Is your feature request related to a problem? Please describe.
AcmeBot runs in Azure but needs to access resources in AWS to manage DNS there.
Today that's done via an IAM user's credentials; however many organisations are dropping IAM users in favour of OIDC (Open ID Connect) with IAM roles. That means that instead of managing secrets, managed identities / the identity of the resource requiring access is allowed to assume a role that says what permissions it should have, and that resource proves itself by using its own provider which is trusted by the remote party, instead of requiring credentials/secrets as proof.

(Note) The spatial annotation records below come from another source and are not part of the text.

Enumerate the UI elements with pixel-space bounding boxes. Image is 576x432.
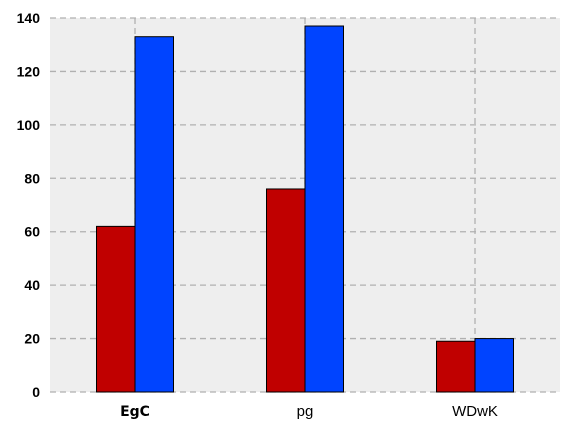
bar-series-1-WDwK — [436, 340, 476, 393]
y-axis-tick-labels: 0 20 40 60 80 100 120 140 — [17, 10, 41, 400]
y-tick-label-60: 60 — [24, 224, 40, 240]
x-axis-tick-labels: EgC pg WDwK — [120, 403, 498, 420]
y-tick-label-80: 80 — [24, 170, 40, 186]
x-tick-label-EgC: EgC — [120, 404, 150, 420]
y-tick-label-0: 0 — [32, 384, 40, 400]
bar-series-1-EgC — [96, 225, 136, 393]
bar-series-2-EgC — [134, 36, 174, 393]
x-tick-label-pg: pg — [297, 403, 314, 420]
bar-series-1-pg — [266, 188, 306, 393]
y-tick-label-120: 120 — [17, 63, 41, 79]
y-tick-label-140: 140 — [17, 10, 41, 26]
bar-series-2-pg — [304, 25, 344, 393]
bars — [96, 25, 514, 393]
y-tick-label-40: 40 — [24, 277, 40, 293]
y-tick-label-100: 100 — [17, 117, 41, 133]
x-tick-label-WDwK: WDwK — [452, 403, 498, 420]
bar-series-2-WDwK — [474, 338, 514, 393]
y-tick-label-20: 20 — [24, 331, 40, 347]
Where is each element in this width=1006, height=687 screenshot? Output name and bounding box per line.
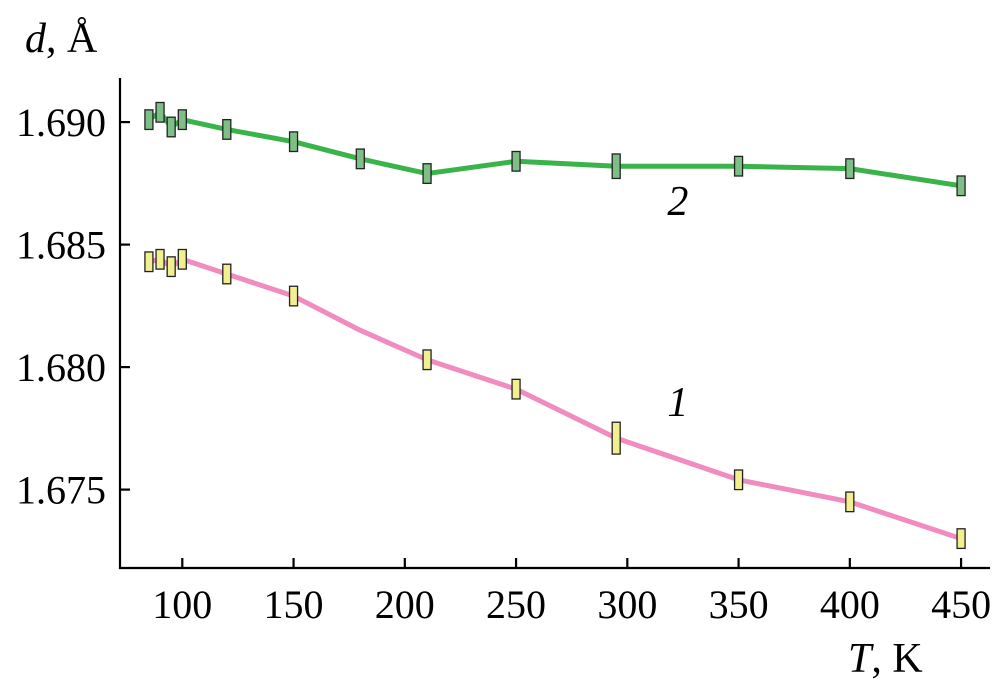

Describe the solution you'd like
Implement the option to authenticate to AWS using the function app's managed identity when using the AWS Provider.

Describe alternatives you've considered
n/a

Additional context
Currently this is just a nice to have for me; but I suspect there will come a time when many orgs have policies which make OIDC mandatory for these scenarios as they do away with IAM users.

[shibayan]

I believe we could handle this if we had verification code that operates AWS resources via OIDC from Managed Identity.

To my knowledge, Managed Identity does not issue id_tokens, so I don't think this can be achieved.

[JohnLBevan]

This isn't an area I've had much experience in yet, so I can't say much. The below posts outline how an MI could be granted access to manage AWS resources via an Entra app, with AWS configured to trust Entra as an OIDC IdP; but likely there's subtleties I've missed.

• https://aws.amazon.com/blogs/security/how-to-access-aws-resources-from-microsoft-entra-id-tenants-using-aws-security-token-service/
• https://medium.com/data-science/how-to-connect-azure-ad-managed-identities-to-aws-resources-9353f3309efb

I have quite a backlog atm, but if I get some time in the next few months I can try to create a POC for this / potentially may have capacity next year to submit a PR if I can get something working.
Happy for this issue to be closed if you don't think it's possible and don't think you'll have time to investigate further; if I'm able to do something I can update this issue if it's still open, or can submit a new one with the PR if I manage to implement something.